Disruption of the ERK/MAPK pathway in neural crest cells as a potential cause of Pierre Robin sequence.

Scientific Fields
Diseases
Organisms
Applications
Technique

Published in Development (Cambridge, England) - 01 Nov 2015

Parada C, Han D, Grimaldi A, Sarrión P, Park SS, Pelikan R, Sanchez-Lara PA, Chai Y

Link to Pubmed [PMID] – 26395480

Link to DOI – 10.1242/dev.125328

Development 2015 Nov; 142(21): 3734-45

Disrupted ERK1/2 signaling is associated with several developmental syndromes in humans. To understand the function of ERK2 (MAPK1) in the postmigratory neural crest populating the craniofacial region, we studied two mouse models: Wnt1-Cre;Erk2(fl/fl) and Osr2-Cre;Erk2(fl/fl). Wnt1-Cre;Erk2(fl/fl) mice exhibited cleft palate, malformed tongue, micrognathia and mandibular asymmetry. Cleft palate in these mice was associated with delay/failure of palatal shelf elevation caused by tongue malposition and micrognathia. Osr2-Cre;Erk2(fl/fl) mice, in which the Erk2 deletion is restricted to the palatal mesenchyme, did not display cleft palate, suggesting that palatal clefting in Wnt1-Cre;Erk2(fl/fl) mice is a secondary defect.
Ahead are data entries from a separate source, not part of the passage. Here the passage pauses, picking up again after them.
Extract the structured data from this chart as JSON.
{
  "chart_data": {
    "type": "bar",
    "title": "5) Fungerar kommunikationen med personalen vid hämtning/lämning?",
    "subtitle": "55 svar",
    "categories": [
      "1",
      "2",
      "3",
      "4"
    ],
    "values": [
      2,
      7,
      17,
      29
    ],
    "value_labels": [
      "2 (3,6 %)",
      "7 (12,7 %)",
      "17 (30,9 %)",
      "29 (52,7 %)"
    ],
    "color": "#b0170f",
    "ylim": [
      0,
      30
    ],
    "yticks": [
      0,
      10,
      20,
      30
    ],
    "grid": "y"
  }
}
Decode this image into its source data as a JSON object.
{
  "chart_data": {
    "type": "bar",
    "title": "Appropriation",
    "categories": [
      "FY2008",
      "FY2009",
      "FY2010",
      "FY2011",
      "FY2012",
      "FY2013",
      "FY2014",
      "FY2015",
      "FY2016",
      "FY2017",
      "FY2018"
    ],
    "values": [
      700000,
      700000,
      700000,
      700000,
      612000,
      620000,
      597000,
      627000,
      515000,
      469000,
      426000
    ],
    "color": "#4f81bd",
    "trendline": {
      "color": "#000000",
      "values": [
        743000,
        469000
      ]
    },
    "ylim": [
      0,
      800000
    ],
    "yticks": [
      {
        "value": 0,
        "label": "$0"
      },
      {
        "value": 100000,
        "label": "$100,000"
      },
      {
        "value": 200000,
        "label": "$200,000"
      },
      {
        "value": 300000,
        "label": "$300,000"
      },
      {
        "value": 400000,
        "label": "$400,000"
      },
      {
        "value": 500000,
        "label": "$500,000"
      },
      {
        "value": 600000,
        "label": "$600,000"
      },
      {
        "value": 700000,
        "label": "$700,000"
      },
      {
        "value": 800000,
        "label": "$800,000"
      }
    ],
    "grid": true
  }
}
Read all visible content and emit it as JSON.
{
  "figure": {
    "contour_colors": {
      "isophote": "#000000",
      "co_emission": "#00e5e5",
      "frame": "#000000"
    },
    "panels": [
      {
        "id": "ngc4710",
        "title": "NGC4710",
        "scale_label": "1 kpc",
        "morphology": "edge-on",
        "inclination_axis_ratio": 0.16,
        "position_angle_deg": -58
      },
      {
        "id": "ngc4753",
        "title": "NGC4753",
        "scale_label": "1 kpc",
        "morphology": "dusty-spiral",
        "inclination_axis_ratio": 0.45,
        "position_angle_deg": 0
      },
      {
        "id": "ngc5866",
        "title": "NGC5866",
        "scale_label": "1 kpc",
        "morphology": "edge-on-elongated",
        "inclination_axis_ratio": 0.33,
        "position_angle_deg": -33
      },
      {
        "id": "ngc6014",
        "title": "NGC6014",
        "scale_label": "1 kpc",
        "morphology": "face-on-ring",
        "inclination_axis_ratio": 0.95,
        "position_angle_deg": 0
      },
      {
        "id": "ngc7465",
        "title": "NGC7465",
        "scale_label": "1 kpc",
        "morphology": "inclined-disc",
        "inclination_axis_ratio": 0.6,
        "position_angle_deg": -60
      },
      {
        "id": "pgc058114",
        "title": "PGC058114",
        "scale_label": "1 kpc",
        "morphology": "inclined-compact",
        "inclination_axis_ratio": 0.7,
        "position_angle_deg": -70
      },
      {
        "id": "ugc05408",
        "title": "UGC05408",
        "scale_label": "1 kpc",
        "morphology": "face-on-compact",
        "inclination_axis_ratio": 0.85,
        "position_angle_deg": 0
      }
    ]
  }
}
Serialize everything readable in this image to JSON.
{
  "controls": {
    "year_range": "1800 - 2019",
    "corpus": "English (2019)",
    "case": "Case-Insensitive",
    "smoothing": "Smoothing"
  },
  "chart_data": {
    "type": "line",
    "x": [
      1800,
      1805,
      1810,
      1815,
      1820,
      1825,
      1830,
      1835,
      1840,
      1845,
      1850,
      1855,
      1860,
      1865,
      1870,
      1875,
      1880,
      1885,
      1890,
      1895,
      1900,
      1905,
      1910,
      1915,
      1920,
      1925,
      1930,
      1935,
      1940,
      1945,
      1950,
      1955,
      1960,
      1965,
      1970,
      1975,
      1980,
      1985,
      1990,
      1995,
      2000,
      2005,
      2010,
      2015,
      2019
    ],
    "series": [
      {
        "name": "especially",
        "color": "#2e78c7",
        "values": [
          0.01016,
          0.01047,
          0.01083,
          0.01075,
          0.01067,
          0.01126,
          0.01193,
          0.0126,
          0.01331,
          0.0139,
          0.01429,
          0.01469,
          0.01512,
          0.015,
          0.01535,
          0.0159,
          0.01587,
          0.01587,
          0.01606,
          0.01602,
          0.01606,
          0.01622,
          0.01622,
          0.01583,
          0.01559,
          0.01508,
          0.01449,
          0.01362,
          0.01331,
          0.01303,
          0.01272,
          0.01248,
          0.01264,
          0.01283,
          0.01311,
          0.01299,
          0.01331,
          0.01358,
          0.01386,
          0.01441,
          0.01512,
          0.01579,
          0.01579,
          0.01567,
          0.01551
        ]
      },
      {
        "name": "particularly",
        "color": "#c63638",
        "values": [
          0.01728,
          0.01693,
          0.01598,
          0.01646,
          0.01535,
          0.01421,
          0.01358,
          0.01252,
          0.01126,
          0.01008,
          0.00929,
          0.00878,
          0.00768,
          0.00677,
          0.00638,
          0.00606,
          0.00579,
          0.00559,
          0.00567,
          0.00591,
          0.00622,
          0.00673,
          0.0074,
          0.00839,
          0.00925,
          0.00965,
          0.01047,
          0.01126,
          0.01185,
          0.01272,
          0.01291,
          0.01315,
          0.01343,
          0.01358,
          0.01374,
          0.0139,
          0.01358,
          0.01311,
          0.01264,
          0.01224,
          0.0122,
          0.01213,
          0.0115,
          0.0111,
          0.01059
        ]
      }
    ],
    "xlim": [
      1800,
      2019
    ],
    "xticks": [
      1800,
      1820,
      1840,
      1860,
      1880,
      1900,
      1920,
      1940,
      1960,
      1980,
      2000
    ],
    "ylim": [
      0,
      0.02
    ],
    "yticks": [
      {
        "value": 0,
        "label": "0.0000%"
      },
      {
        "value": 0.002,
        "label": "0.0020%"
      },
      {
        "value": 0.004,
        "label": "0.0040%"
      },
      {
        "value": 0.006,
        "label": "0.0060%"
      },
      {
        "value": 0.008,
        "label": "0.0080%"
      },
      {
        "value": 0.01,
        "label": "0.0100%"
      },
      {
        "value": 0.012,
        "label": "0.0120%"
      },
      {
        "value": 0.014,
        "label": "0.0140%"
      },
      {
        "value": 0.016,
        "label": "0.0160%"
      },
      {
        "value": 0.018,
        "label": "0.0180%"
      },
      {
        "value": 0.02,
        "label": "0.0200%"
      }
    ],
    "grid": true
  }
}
Tongues in Wnt1-Cre;Erk2(fl/fl) mice exhibited microglossia, malposition, disruption of the muscle patterning and compromised tendon development. The tongue phenotype was extensively rescued after culture in isolation, indicating that it might also be a secondary defect. The primary malformations in Wnt1-Cre;Erk2(fl/fl) mice, namely micrognathia and mandibular asymmetry, are linked to an early osteogenic differentiation defect. Collectively, our study demonstrates that mutation of Erk2 in neural crest derivatives phenocopies the human Pierre Robin sequence and highlights the interconnection of palate, tongue and mandible development. Because the ERK pathway serves as a crucial point of convergence for multiple signaling pathways, our study will facilitate a better understanding of the molecular regulatory mechanisms of craniofacial development.